The council did say it would draft a letter to Kristin and have it at the next meeting, two weeks later. Less than three days later, a letter suddenly appeared in a small, local media outlet.

It’s amazing how certain things can be expedited!

It was short, expressing “admiration” for Kristen and her courage and hoping other victims might be encouraged to speak out.

I attended the next council meeting and asked again that it write the school board. It was decided to draft a letter for the following meeting for discussion even though it was mentioned that everyone knew everyone and they could just talk about it.

That “next” meeting was Wednesday; it was the last item on the agenda: “Review and Consideration of Draft Letter to Moraga School District Governing Board Regarding its Response to Sexual Abuse of a Moraga Student by a Moraga Teacher.”

I was there. I referenced the agenda, which said they would review the draft letter. I asked to see it and was told there was none.

Imagine, in two weeks, not one of five people, with the help of paid staff, could come up with a simple request letter. What was the point of the agenda item?

I repeated my request that their letter should ask for an “independent” investigation to provide transparency and discover who knew what and when.
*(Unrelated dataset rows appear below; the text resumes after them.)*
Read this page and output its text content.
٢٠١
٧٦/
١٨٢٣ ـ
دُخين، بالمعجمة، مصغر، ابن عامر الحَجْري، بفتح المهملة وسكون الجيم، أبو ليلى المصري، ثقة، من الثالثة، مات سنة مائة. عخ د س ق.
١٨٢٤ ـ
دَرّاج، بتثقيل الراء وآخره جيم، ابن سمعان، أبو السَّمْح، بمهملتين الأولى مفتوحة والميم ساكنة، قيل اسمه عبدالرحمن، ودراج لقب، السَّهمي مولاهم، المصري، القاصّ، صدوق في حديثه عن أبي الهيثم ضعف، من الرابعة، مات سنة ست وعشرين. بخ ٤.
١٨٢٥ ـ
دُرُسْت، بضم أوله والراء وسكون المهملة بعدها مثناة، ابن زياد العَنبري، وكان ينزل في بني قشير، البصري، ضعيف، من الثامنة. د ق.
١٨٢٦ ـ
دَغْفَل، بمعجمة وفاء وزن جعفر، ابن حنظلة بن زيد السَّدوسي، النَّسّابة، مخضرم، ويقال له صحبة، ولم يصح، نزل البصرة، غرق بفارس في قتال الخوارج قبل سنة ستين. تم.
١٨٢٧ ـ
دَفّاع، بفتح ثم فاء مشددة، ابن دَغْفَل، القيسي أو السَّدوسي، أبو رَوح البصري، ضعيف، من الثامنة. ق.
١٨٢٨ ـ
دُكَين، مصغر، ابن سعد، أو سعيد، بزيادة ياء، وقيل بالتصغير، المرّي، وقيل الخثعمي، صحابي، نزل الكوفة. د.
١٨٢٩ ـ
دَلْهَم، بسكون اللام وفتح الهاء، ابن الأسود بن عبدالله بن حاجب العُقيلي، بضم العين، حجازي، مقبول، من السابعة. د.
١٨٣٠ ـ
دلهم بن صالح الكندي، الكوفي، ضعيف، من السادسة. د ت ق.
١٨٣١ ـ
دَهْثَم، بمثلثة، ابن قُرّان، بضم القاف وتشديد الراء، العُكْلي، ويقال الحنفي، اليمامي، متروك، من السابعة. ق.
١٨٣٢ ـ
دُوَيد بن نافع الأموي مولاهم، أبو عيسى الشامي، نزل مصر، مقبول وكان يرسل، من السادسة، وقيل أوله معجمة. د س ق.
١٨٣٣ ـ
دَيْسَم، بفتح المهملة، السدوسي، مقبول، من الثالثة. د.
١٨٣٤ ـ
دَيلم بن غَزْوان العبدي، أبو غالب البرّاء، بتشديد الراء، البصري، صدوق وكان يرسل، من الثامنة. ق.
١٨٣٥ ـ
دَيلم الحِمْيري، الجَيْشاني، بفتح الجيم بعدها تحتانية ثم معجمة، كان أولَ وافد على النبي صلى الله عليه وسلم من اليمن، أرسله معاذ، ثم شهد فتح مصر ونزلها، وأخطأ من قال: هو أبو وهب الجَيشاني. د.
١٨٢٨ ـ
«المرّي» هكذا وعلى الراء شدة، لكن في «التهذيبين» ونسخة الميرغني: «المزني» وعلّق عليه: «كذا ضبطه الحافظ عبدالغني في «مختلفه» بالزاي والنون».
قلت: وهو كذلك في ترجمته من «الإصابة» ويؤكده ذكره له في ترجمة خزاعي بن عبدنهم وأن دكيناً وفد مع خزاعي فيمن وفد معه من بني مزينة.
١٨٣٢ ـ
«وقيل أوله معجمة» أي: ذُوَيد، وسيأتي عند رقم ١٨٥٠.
Another woman asked what that would gain anyone. Also, she said, it would appear the council doesn’t trust the board to do its job.

There was muddled cross talk. Mayor Mike Metcalf commented they hoped they wouldn’t have to send it and agreed with the woman.

It was mentioned offhandedly that they talked with the board about it. I’m not even sure that’s legal.

Councilman Dave Trotter said they took a “crack at crafting a letter and ultimately concluded it was not constructive.”


It was said the board doesn’t have to answer to the town and “it’s not necessary to send a letter to the school board at this time.”

There was no motion, no vote, no comments from the three other council members. It was informally decided to drop it. And they did.

Just like that. The people of Moraga don’t even know why.

My contention is that there are people still in the system and involved with the board who knew what went on then, who did not report the abuse as they are required to do, and who, until the newspaper did the story on Kristen, were more than willing to continue the cover-up.

Silly me, I hoped the council would be honorable and courageous and not let this look like what it is – good-old-boys-local-pols covering for each other at the expense of youngsters.

Remember, at the time Kristen was abused, there were accusations by seven other students. We don’t know who they are or who they accused, but there’s good evidence about who knew and didn’t report it – and still haven’t.

The council showed itself to be filled with craven cowards selling out the children.